How to take Spectrum in Shimadzu UV-1800 in UV Probe Software?

The Shimadzu UV-1800 is a spectrophotometer that is used to analyze the absorption and transmission of light in various substances. It is a versatile and powerful instrument that is widely used in research laboratories and quality control settings. One of the key features of the Shimadzu UV-1800 is its ability to measure the spectrum of a sample, which provides valuable information about its chemical composition and physical properties.

The spectrum in Shimadzu UV-1800 refers to the range of wavelengths of light that are absorbed or transmitted by a sample. The UV-1800 uses a monochromator to generate a narrow beam of light at a specific wavelength, which is then directed through the sample. The amount of light that is absorbed or transmitted by the sample is measured by a detector, and this information is used to create a spectrum.

The spectrum of a sample is a unique fingerprint that can be used to identify its chemical composition and physical properties. Different substances absorb and transmit light at different wavelengths, and this is reflected in their spectra. For example, a protein will have a different spectrum than a DNA molecule, and a red dye will have a different spectrum than a blue dye.

The Shimadzu UV-1800 is capable of measuring spectra in the ultraviolet (UV) and visible (VIS) regions of the electromagnetic spectrum. The UV region covers wavelengths from 190 to 400 nm, while the VIS region covers wavelengths from 400 to 800 nm. By measuring spectra in both regions, the UV-1800 can provide a comprehensive analysis of a sample's properties.

One of the key applications of spectrum analysis in the UV-1800 is in the field of pharmaceuticals. Many drugs and drug-like molecules have specific absorption and transmission properties that can be detected using UV-Vis spectrophotometry. By measuring the spectrum of a drug, researchers can determine its purity, concentration, and chemical identity. This is important for ensuring the safety and efficacy of pharmaceutical products.

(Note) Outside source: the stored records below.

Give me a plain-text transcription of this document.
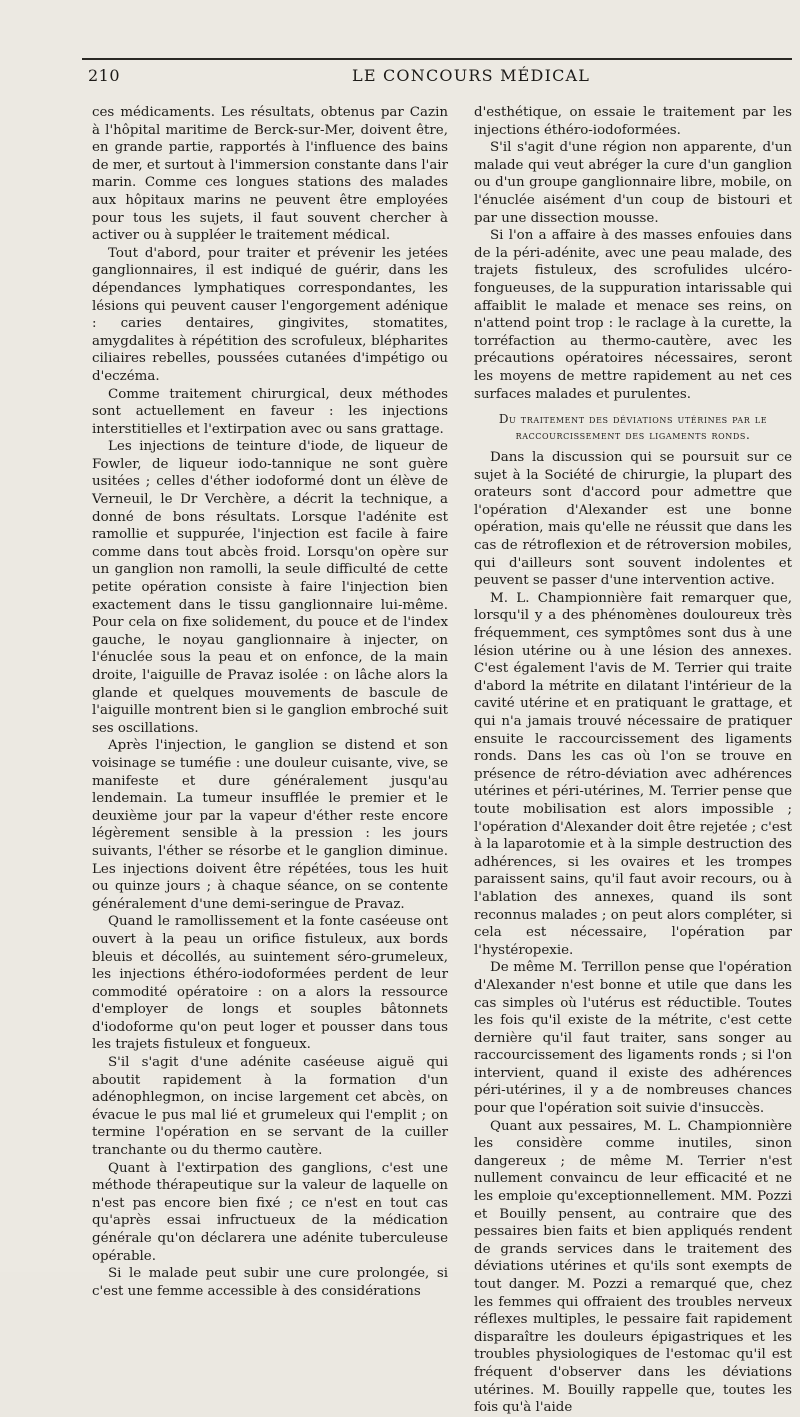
210	LE CONCOURS MÉDICAL

ces médicaments. Les résultats, obtenus par Cazin à l'hôpital maritime de Berck-sur-Mer, doivent être, en grande partie, rapportés à l'influence des bains de mer, et surtout à l'immersion constante dans l'air marin. Comme ces longues stations des malades aux hôpitaux marins ne peuvent être employées pour tous les sujets, il faut souvent chercher à activer ou à suppléer le traitement médical.

Tout d'abord, pour traiter et prévenir les jetées ganglionnaires, il est indiqué de guérir, dans les dépendances lymphatiques correspondantes, les lésions qui peuvent causer l'engorgement adénique : caries dentaires, gingivites, stomatites, amygdalites à répétition des scrofuleux, blépharites ciliaires rebelles, poussées cutanées d'impétigo ou d'eczéma.

Comme traitement chirurgical, deux méthodes sont actuellement en faveur : les injections interstitielles et l'extirpation avec ou sans grattage.

Les injections de teinture d'iode, de liqueur de Fowler, de liqueur iodo-tannique ne sont guère usitées ; celles d'éther iodoformé dont un élève de Verneuil, le Dr Verchère, a décrit la technique, a donné de bons résultats. Lorsque l'adénite est ramollie et suppurée, l'injection est facile à faire comme dans tout abcès froid. Lorsqu'on opère sur un ganglion non ramolli, la seule difficulté de cette petite opération consiste à faire l'injection bien exactement dans le tissu ganglionnaire lui-même. Pour cela on fixe solidement, du pouce et de l'index gauche, le noyau ganglionnaire à injecter, on l'énuclée sous la peau et on enfonce, de la main droite, l'aiguille de Pravaz isolée : on lâche alors la glande et quelques mouvements de bascule de l'aiguille montrent bien si le ganglion embroché suit ses oscillations.

Après l'injection, le ganglion se distend et son voisinage se tuméfie : une douleur cuisante, vive, se manifeste et dure généralement jusqu'au lendemain. La tumeur insufflée le premier et le deuxième jour par la vapeur d'éther reste encore légèrement sensible à la pression : les jours suivants, l'éther se résorbe et le ganglion diminue. Les injections doivent être répétées, tous les huit ou quinze jours ; à chaque séance, on se contente généralement d'une demi-seringue de Pravaz.

Quand le ramollissement et la fonte caséeuse ont ouvert à la peau un orifice fistuleux, aux bords bleuis et décollés, au suintement séro-grumeleux, les injections éthéro-iodoformées perdent de leur commodité opératoire : on a alors la ressource d'employer de longs et souples bâtonnets d'iodoforme qu'on peut loger et pousser dans tous les trajets fistuleux et fongueux.

S'il s'agit d'une adénite caséeuse aiguë qui aboutit rapidement à la formation d'un adénophlegmon, on incise largement cet abcès, on évacue le pus mal lié et grumeleux qui l'emplit ; on termine l'opération en se servant de la cuiller tranchante ou du thermo cautère.

Quant à l'extirpation des ganglions, c'est une méthode thérapeutique sur la valeur de laquelle on n'est pas encore bien fixé ; ce n'est en tout cas qu'après essai infructueux de la médication générale qu'on déclarera une adénite tuberculeuse opérable.

Si le malade peut subir une cure prolongée, si c'est une femme accessible à des considérations

d'esthétique, on essaie le traitement par les injections éthéro-iodoformées.

S'il s'agit d'une région non apparente, d'un malade qui veut abréger la cure d'un ganglion ou d'un groupe ganglionnaire libre, mobile, on l'énuclée aisément d'un coup de bistouri et par une dissection mousse.

Si l'on a affaire à des masses enfouies dans de la péri-adénite, avec une peau malade, des trajets fistuleux, des scrofulides ulcéro-fongueuses, de la suppuration intarissable qui affaiblit le malade et menace ses reins, on n'attend point trop : le raclage à la curette, la torréfaction au thermo-cautère, avec les précautions opératoires nécessaires, seront les moyens de mettre rapidement au net ces surfaces malades et purulentes.

Du traitement des déviations utérines par le raccourcissement des ligaments ronds.

Dans la discussion qui se poursuit sur ce sujet à la Société de chirurgie, la plupart des orateurs sont d'accord pour admettre que l'opération d'Alexander est une bonne opération, mais qu'elle ne réussit que dans les cas de rétroflexion et de rétroversion mobiles, qui d'ailleurs sont souvent indolentes et peuvent se passer d'une intervention active.

M. L. Championnière fait remarquer que, lorsqu'il y a des phénomènes douloureux très fréquemment, ces symptômes sont dus à une lésion utérine ou à une lésion des annexes. C'est également l'avis de M. Terrier qui traite d'abord la métrite en dilatant l'intérieur de la cavité utérine et en pratiquant le grattage, et qui n'a jamais trouvé nécessaire de pratiquer ensuite le raccourcissement des ligaments ronds. Dans les cas où l'on se trouve en présence de rétro-déviation avec adhérences utérines et péri-utérines, M. Terrier pense que toute mobilisation est alors impossible ; l'opération d'Alexander doit être rejetée ; c'est à la laparotomie et à la simple destruction des adhérences, si les ovaires et les trompes paraissent sains, qu'il faut avoir recours, ou à l'ablation des annexes, quand ils sont reconnus malades ; on peut alors compléter, si cela est nécessaire, l'opération par l'hystéropexie.

De même M. Terrillon pense que l'opération d'Alexander n'est bonne et utile que dans les cas simples où l'utérus est réductible. Toutes les fois qu'il existe de la métrite, c'est cette dernière qu'il faut traiter, sans songer au raccourcissement des ligaments ronds ; si l'on intervient, quand il existe des adhérences péri-utérines, il y a de nombreuses chances pour que l'opération soit suivie d'insuccès.

Quant aux pessaires, M. L. Championnière les considère comme inutiles, sinon dangereux ; de même M. Terrier n'est nullement convaincu de leur efficacité et ne les emploie qu'exceptionnellement. MM. Pozzi et Bouilly pensent, au contraire que des pessaires bien faits et bien appliqués rendent de grands services dans le traitement des déviations utérines et qu'ils sont exempts de tout danger. M. Pozzi a remarqué que, chez les femmes qui offraient des troubles nerveux réflexes multiples, le pessaire fait rapidement disparaître les douleurs épigastriques et les troubles physiologiques de l'estomac qu'il est fréquent d'observer dans les déviations utérines. M. Bouilly rappelle que, toutes les fois qu'à l'aide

Another application of spectrum analysis in the UV-1800 is in the field of environmental science. Many pollutants and toxins absorb light at specific wavelengths, and this can be used to identify and quantify their presence in the environment. For example, the UV-1800 can be used to measure the spectrum of a water sample to detect the presence of contaminants such as pesticides or heavy metals.

  • Ultraviolet-visible (UV-vis) spectroscopy is used to obtain the absorbance spectra of a compound in solution or as a solid. What is actually being observed spectroscopically is the absorbance of light energy or electromagnetic radiation, which excites electrons from the ground state to the first singlet excited state of the compound or material. 
  • The UV-vis region of energy for the electromagnetic spectrum covers 1.5 - 6.2 eV which relates to a wavelength range of 800 - 200 nm. The Beer-Lambert Law, Equation-1, is the principle behind absorbance spectroscopy. 
  • For a single wavelength, A is absorbance, ε is the molar absorptivity of the compound or molecule in solution, b is the path length of the cuvette or sample holder (usually 1 cm), and c is the concentration of the solution.
A = εbc

  • All of these instruments have a light source (usually a deuterium or tungsten lamp), a sample holder and a detector, but some have a filter for selecting one wavelength at a time. The single-beam instrument (Figure-1) has a filter or a monochromator between the source and the sample to analyze one wavelength at a time. 
  • The double beam instrument (Figure-2) has a single source and a monochromator and then there is a splitter and a series of mirrors to get the beam to a reference sample and the sample to be analyzed, this allows for more accurate readings. 
  • In contrast, the simultaneous instrument (Figure-3) does not have a monochromator between the sample and the source; instead, it has a diode array detector that allows the instrument to simultaneously detect the absorbance at all wavelengths. The simultaneous instrument is usually much faster and more efficient, but all of these types of spectrometers work well.


In conclusion, the spectrum in Shimadzu UV-1800 is a powerful tool for analyzing the properties of a wide range of substances. By measuring the absorption and transmission of light at different wavelengths, the UV-1800 can provide valuable information about the chemical composition and physical properties of a sample. This has important applications in fields such as pharmaceuticals and environmental science, and the UV-1800 is widely used in research laboratories and quality control settings around the world.